I don't know whether Python dictionaries must live in a contiguous piece of
memory, but if so, that could be the issue. The system DLLs in Server 2003
have been "rebased" in such a way that they chop up the virtual address
space more than XP. Even though there is more virtual memory available, it
is fragmented.
--
Tim Roberts, ti**@probo.com
Providenza & Boekelheide, Inc.
Yes, I think that might be the issue, perhaps I could implement the
solution using several dictionaries instead of just one.

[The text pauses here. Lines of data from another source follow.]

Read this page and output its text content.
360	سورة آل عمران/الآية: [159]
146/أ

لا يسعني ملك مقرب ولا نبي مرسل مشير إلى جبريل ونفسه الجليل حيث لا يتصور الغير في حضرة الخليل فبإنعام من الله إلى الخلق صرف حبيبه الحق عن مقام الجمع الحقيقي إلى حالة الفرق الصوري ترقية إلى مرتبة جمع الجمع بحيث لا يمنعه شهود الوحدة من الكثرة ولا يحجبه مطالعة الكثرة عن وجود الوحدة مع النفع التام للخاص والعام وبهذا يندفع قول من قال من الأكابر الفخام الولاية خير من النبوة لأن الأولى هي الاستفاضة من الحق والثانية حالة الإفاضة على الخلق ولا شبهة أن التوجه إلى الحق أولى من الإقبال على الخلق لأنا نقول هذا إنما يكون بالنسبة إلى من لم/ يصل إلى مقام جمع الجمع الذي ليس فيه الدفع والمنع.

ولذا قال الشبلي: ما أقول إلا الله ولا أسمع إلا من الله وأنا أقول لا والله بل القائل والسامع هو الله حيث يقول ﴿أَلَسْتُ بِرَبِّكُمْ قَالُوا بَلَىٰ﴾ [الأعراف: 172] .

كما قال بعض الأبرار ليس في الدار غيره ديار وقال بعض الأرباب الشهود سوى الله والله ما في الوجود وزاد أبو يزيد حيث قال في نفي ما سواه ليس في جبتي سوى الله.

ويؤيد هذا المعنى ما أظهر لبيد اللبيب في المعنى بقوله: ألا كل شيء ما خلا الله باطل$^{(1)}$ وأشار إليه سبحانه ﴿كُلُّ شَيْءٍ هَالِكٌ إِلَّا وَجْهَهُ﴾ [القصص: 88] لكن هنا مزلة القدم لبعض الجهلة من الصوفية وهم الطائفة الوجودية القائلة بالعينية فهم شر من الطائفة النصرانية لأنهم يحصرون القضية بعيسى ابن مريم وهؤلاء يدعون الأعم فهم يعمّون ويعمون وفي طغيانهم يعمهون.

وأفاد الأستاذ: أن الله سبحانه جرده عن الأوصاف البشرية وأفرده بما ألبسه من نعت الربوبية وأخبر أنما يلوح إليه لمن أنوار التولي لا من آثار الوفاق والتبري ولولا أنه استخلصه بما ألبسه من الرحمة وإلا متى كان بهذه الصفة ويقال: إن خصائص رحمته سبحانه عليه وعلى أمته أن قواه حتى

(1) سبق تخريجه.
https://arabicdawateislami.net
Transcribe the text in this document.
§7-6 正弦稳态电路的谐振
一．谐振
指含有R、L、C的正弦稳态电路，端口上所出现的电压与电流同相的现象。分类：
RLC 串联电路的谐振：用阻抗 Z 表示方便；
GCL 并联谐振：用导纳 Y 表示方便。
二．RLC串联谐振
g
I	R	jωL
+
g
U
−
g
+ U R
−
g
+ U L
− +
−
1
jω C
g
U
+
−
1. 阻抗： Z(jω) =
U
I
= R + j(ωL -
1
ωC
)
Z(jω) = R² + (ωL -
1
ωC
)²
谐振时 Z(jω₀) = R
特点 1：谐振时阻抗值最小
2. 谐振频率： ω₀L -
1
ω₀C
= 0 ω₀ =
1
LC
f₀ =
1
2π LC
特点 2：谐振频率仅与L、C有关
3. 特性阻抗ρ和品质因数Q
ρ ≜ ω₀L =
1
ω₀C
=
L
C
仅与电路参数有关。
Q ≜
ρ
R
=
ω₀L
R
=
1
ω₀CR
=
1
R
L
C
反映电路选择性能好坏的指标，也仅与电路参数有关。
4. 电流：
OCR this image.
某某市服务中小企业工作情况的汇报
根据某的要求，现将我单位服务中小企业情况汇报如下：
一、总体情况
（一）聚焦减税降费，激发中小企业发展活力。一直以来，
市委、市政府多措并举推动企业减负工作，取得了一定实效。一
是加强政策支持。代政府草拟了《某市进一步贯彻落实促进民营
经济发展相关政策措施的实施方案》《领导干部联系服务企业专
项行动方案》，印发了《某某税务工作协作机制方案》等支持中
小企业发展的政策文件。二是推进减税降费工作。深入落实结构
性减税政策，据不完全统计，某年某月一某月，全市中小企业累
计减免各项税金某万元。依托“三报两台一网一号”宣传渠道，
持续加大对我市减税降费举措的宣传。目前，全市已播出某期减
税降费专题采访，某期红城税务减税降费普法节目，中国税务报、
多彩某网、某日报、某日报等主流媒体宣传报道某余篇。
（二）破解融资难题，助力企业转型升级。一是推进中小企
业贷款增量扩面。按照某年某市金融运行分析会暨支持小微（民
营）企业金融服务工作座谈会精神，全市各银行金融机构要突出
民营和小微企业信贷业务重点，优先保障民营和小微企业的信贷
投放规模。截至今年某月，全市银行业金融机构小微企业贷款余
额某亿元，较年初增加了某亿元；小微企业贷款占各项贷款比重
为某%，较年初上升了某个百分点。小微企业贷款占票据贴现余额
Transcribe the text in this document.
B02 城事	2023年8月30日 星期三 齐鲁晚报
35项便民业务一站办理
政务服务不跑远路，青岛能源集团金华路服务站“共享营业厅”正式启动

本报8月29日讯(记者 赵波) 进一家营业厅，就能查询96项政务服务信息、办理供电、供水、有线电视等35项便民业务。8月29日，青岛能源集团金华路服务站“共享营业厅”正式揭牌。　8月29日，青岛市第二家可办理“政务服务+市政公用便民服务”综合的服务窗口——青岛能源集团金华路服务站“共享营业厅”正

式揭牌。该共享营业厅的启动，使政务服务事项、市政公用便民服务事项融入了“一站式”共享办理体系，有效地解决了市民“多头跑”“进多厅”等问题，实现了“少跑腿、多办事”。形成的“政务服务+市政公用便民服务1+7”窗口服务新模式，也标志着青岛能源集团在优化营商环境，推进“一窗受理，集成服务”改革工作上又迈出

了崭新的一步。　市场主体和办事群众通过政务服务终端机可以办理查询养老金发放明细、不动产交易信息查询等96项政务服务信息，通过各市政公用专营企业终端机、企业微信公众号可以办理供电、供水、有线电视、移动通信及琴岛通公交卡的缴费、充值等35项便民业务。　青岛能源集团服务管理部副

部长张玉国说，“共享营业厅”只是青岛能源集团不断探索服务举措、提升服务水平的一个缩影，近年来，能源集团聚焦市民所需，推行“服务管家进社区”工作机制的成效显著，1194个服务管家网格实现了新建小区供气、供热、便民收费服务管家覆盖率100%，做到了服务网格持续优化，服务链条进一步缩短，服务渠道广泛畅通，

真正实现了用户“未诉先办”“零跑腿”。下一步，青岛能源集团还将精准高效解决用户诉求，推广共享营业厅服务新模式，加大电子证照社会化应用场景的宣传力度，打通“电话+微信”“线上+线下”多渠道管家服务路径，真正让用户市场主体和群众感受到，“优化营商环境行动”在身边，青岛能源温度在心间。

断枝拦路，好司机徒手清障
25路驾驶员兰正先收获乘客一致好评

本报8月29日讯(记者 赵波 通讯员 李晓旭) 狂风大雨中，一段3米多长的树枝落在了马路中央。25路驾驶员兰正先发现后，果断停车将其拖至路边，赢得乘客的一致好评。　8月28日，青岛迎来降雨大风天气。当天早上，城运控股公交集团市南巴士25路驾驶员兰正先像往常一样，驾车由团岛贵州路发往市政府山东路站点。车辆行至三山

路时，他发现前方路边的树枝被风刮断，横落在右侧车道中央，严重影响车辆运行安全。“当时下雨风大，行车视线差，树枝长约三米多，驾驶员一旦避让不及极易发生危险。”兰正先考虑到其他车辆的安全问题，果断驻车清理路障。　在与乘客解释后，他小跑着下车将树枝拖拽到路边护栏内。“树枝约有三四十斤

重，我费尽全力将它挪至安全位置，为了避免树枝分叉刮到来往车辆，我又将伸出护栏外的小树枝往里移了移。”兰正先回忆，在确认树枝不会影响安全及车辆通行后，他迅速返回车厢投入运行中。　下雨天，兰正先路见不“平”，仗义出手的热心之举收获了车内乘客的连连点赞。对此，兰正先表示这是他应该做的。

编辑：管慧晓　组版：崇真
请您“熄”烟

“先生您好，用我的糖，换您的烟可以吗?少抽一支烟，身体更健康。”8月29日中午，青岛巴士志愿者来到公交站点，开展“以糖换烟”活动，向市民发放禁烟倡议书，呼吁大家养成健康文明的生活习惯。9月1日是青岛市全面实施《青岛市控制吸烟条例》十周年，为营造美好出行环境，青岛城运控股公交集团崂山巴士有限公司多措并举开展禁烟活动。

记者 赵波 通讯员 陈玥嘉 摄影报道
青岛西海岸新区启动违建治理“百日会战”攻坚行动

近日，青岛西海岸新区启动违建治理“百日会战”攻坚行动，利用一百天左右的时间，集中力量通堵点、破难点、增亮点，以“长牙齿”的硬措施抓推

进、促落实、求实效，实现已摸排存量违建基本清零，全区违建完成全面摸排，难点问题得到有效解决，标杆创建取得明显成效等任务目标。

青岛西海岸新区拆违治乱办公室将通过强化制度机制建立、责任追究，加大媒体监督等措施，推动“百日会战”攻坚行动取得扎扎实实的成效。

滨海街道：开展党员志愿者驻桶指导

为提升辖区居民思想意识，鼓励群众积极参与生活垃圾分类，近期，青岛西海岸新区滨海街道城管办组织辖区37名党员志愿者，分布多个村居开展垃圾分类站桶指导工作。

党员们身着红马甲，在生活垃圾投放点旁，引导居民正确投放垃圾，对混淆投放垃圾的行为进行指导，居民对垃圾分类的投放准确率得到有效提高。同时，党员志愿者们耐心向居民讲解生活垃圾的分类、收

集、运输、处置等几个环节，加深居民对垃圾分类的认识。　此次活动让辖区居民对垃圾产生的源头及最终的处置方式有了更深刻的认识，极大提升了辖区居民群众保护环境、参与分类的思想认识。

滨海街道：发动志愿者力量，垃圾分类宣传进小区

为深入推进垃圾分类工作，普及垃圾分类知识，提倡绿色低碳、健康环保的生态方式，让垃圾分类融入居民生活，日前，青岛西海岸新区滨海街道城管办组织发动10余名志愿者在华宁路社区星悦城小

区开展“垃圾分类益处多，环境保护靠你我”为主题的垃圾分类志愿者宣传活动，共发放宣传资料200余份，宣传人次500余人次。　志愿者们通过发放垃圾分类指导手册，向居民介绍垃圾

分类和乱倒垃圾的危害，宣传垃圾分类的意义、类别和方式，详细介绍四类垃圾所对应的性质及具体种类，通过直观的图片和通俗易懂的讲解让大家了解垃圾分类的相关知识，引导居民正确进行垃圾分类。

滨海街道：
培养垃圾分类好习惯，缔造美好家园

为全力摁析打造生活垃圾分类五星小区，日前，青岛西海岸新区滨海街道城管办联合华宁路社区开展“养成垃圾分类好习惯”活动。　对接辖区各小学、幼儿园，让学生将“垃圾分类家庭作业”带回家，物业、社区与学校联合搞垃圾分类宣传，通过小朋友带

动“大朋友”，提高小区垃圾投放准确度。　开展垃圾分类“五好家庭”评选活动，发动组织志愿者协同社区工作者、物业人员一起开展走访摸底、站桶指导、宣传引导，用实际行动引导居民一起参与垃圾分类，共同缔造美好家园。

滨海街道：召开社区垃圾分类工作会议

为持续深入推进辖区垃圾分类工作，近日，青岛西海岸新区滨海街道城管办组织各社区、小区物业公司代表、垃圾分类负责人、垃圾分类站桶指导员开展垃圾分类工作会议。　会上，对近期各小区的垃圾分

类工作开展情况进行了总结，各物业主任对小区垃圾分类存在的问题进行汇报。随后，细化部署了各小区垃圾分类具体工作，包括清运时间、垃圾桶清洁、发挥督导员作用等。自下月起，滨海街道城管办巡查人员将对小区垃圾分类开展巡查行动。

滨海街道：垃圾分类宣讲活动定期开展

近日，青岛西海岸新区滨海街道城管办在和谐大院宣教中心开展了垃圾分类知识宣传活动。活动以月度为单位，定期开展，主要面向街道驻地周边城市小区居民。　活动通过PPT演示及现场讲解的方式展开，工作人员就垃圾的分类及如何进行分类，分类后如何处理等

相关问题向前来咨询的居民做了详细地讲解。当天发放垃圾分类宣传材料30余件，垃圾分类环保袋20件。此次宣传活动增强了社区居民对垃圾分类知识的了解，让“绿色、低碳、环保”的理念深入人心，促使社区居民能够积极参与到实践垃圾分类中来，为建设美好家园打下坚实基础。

Are there any classes that implement disk based dictionaries?
Thanks,
Andre
>
I don't know whether Python dictionaries must live in a contiguous piece of
memory, but if so, that could be the issue. The system DLLs in Server 2003
have been "rebased" in such a way that they chop up the virtual address
space more than XP. Even though there is more virtual memory available, it
is fragmented.
On Mon, 15 Oct 2007 11:31:59 +0200, amdescombes wrote:
Are there any classes that implement disk based dictionaries?
Take a look at the `shelve` module from the standard library.
Or object databases like ZODB or Durus.
Ciao,
Marc 'BlackJack' Rintsch
Thanks Marc,
I just tried shelve but it is very slow :(
I haven't tried the dbs yet.
Andre
Marc 'BlackJack' Rintsch a écrit :
On Mon, 15 Oct 2007 11:31:59 +0200, amdescombes wrote:
>Are there any classes that implement disk based dictionaries?
Take a look at the `shelve` module from the standard library.
Or object databases like ZODB or Durus.